How To Earn A Decent Commission

            Since the 1980’s, seasoned health insurance agents have developed ingenious methods to milk their clients for undisclosed fees and commissions.

Political subdivisions were targeted early on – health insurance agent ‘s operating costs in dealing with political subdivisions were, and continue to be,  high. Hunting trips, campaign contributions, scholarship funds, golf bets on the 19th hole for cash, renovating board members homes and offices, trips to Monterrey, Mexico in a rented motor home, trips to Vegas for ringside seats, prostitutes, expensive dinners, fishing trips to Costa Rica, Rolex watches,  are just a few of the every increasing costs of doing business with some school districts, counties and cities it seems.

Just how does a health insurance agent get paid? Let’s examine this in detail.

First, disclosed fees/commissions may just be the tip of the iceberg.  Usually a health insurance agent will represent that he or she gets paid by the insurance company, not their client. And, “I only get paid $1.75 per employee per month and 10-15% of the stop loss premium. The TPA and insurance company pay me, not you!”

On a group of 7,500 employees for example, that could amount to well over $350,000. Not bad pay.

But why settle for pennies on the dollar when opportunity rings?

A wise and seasoned health insurance agent would not be content with such a low pay scale knowing that there are numerous money pots within a health plan to be raided without the knowledge of their clients. What they don’t know won’t hurt them is a universal reasoning by some in the industry.

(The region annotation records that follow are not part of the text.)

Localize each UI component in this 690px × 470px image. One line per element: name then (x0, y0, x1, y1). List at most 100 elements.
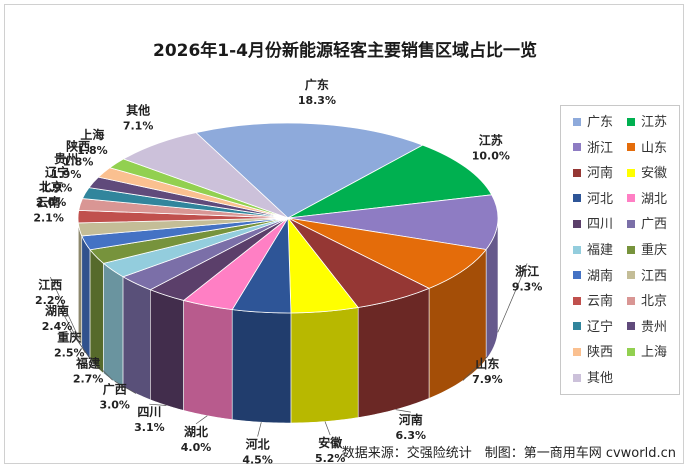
data-label-name: 江苏 (479, 132, 503, 147)
legend-label: 河北 (587, 191, 614, 207)
data-label-浙江: 浙江 9.3% (497, 263, 542, 333)
data-label-value: 5.2% (315, 452, 346, 465)
data-label-value: 2.5% (54, 347, 85, 360)
legend-swatch (627, 168, 635, 177)
legend-swatch (573, 347, 581, 356)
data-label-name: 河北 (245, 437, 270, 452)
chart-frame (4, 4, 684, 464)
chart-title: 2026年1-4月份新能源轻客主要销售区域占比一览 (152, 41, 538, 61)
slice-广东 (195, 122, 424, 219)
legend-item-北京: 北京 (627, 293, 667, 311)
data-label-广西: 广西 3.0% (99, 380, 137, 411)
data-label-name: 福建 (75, 356, 101, 371)
slice-side-河南 (357, 287, 430, 418)
legend-swatch (573, 245, 581, 254)
data-label-四川: 四川 3.1% (134, 403, 167, 434)
data-label-江苏: 江苏 10.0% (472, 132, 510, 162)
data-label-上海: 上海 1.8% (77, 127, 108, 157)
data-label-name: 湖南 (45, 303, 69, 318)
data-label-湖北: 湖北 4.0% (181, 415, 211, 454)
data-label-name: 上海 (80, 127, 104, 142)
legend-label: 四川 (587, 217, 614, 233)
legend-item-浙江: 浙江 (573, 140, 613, 158)
leader-line (149, 403, 167, 406)
legend-label: 陕西 (587, 345, 614, 361)
data-label-云南: 云南 2.1% (33, 194, 64, 224)
legend-label: 安徽 (641, 166, 668, 182)
slice-side-河北 (231, 309, 292, 424)
legend-item-广东: 广东 (573, 114, 613, 132)
legend-swatch (573, 219, 581, 228)
legend-label: 广东 (587, 115, 614, 130)
legend-label: 福建 (587, 243, 614, 258)
data-label-name: 重庆 (57, 330, 81, 345)
data-label-重庆: 重庆 2.5% (54, 329, 97, 367)
data-label-name: 浙江 (515, 263, 539, 278)
legend-item-辽宁: 辽宁 (573, 319, 613, 337)
data-label-陕西: 陕西 1.8% (63, 139, 94, 169)
legend-item-河北: 河北 (573, 191, 613, 209)
legend-item-江苏: 江苏 (627, 114, 667, 132)
legend-swatch (627, 117, 635, 126)
data-label-value: 6.3% (396, 429, 427, 442)
legend-label: 湖北 (641, 191, 668, 207)
data-label-name: 山东 (475, 356, 499, 371)
data-label-河北: 河北 4.5% (242, 422, 273, 467)
legend-swatch (573, 296, 581, 305)
data-label-value: 1.9% (42, 182, 73, 195)
legend-item-四川: 四川 (573, 216, 613, 234)
legend-label: 山东 (641, 140, 668, 156)
data-label-value: 1.8% (77, 144, 108, 157)
data-label-贵州: 贵州 1.9% (51, 151, 82, 181)
legend-swatch (573, 168, 581, 177)
legend-swatch (627, 219, 635, 228)
data-label-广东: 广东 18.3% (298, 77, 336, 107)
data-label-其他: 其他 7.1% (123, 103, 154, 133)
slice-side-重庆 (89, 248, 104, 375)
legend-label: 上海 (641, 345, 668, 361)
leader-line (114, 380, 137, 394)
data-label-value: 7.1% (123, 120, 154, 133)
legend-swatch (573, 322, 581, 331)
legend-item-江西: 江西 (627, 268, 667, 286)
data-label-辽宁: 辽宁 1.9% (42, 165, 73, 195)
data-label-value: 2.0% (36, 196, 67, 209)
slice-side-安徽 (290, 307, 359, 424)
data-label-value: 10.0% (472, 149, 510, 162)
data-label-value: 4.5% (242, 454, 273, 467)
data-label-value: 18.3% (298, 94, 336, 107)
legend-item-安徽: 安徽 (627, 165, 667, 183)
data-label-安徽: 安徽 5.2% (315, 421, 346, 465)
legend-item-河南: 河南 (573, 165, 613, 183)
legend-label: 广西 (641, 217, 668, 233)
leader-line (462, 355, 488, 381)
leader-line (49, 276, 80, 340)
leader-line (395, 409, 411, 413)
legend-label: 重庆 (641, 243, 668, 258)
data-label-name: 辽宁 (45, 165, 69, 180)
data-source-note: 数据来源：交强险统计 制图：第一商用车网 cvworld.cn (341, 446, 676, 461)
data-label-value: 7.9% (472, 373, 503, 386)
leader-line (56, 302, 86, 354)
legend-item-云南: 云南 (573, 293, 613, 311)
legend-swatch (573, 117, 581, 126)
legend-item-广西: 广西 (627, 216, 667, 234)
data-label-name: 广东 (305, 77, 329, 92)
leader-line (87, 355, 113, 381)
legend-label: 北京 (641, 294, 668, 310)
legend-label: 河南 (587, 166, 614, 182)
data-label-name: 江西 (38, 277, 62, 292)
data-label-name: 湖北 (184, 424, 208, 439)
legend-swatch (627, 271, 635, 280)
data-label-value: 2.7% (73, 373, 104, 386)
legend-swatch (573, 194, 581, 203)
legend-swatch (627, 194, 635, 203)
data-label-value: 2.2% (35, 294, 66, 307)
legend-label: 其他 (587, 371, 614, 386)
data-label-河南: 河南 6.3% (395, 409, 427, 442)
legend-swatch (627, 245, 635, 254)
data-label-北京: 北京 2.0% (36, 179, 67, 209)
data-label-江西: 江西 2.2% (35, 276, 80, 340)
legend-item-陕西: 陕西 (573, 344, 613, 362)
slice-浙江 (287, 194, 499, 250)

For example, if the average prescription per member in a given group is 1.2 per month, and there are 11,000 members in a group (employees, children, spouses), that would equate to about  158,400 prescriptions during a year. Working with a pharmacy benefit manager i(PBM) in conjunction with a third party administrator, an insurance agent can broker a $5-$10 fee per prescription. The fees thus generated show up as a claim, and not a fee or fixed cost. If the PBM contract is with the TPA and not the employer, these fees will never be disclosed. At just $5 per script, an agent can earn, on a case of this size, $792,000 above and beyone the “disclosed” fees/commissions.

But is $350,000 plus $792,000 enough to cover expenses and live the good life? Not for some. More income is needed, and easy pay is at hand.

An innovated health insurance agent will broker a 5% “commission” on PPO discounts too. For example, if billed charges on the above imaginary group are $75,000,000 during a year, and the paid or allowed charges through the PPO contract are $40,000,000, the agent can stand to earn another +1,500,000 in undisclosed fees.  These fees are disguised as a claim cost.

But is $350,000 plus $792,000 plus +$1,500,000 enough these days?  Probably not for some health insruance agents whose style of living demand large amounts of cash income. After all, they are competing with other agents for business. The agent with the most money draws attention to 4 out of 7 voting members of board.  Counting votes has never been easier than that.

How about milking ancillary product lines within a self-funded health plan? Disease management fees can be inflated. PPO access fees can be inflated too. Bonus overrides with the stop loss carrier can increase the disclosed commission of 10-15% to as high as 25-27%.

Unfortunately, we believe his is done quite frequently in the health insurance business. Milking a cow has never been easier.

Whatever happened to “transparency” and “accountability?”

Editor’s Note: Molly Mulebriar and Homer G. Flansworth cautions readers of this blog that through their experience they find many reputable carriers in the market, such as Blue Cross, Humana, United HealthCare, Cigna and others. They warn that to paint all insurance companies with the same broad brush is not a good thing to do.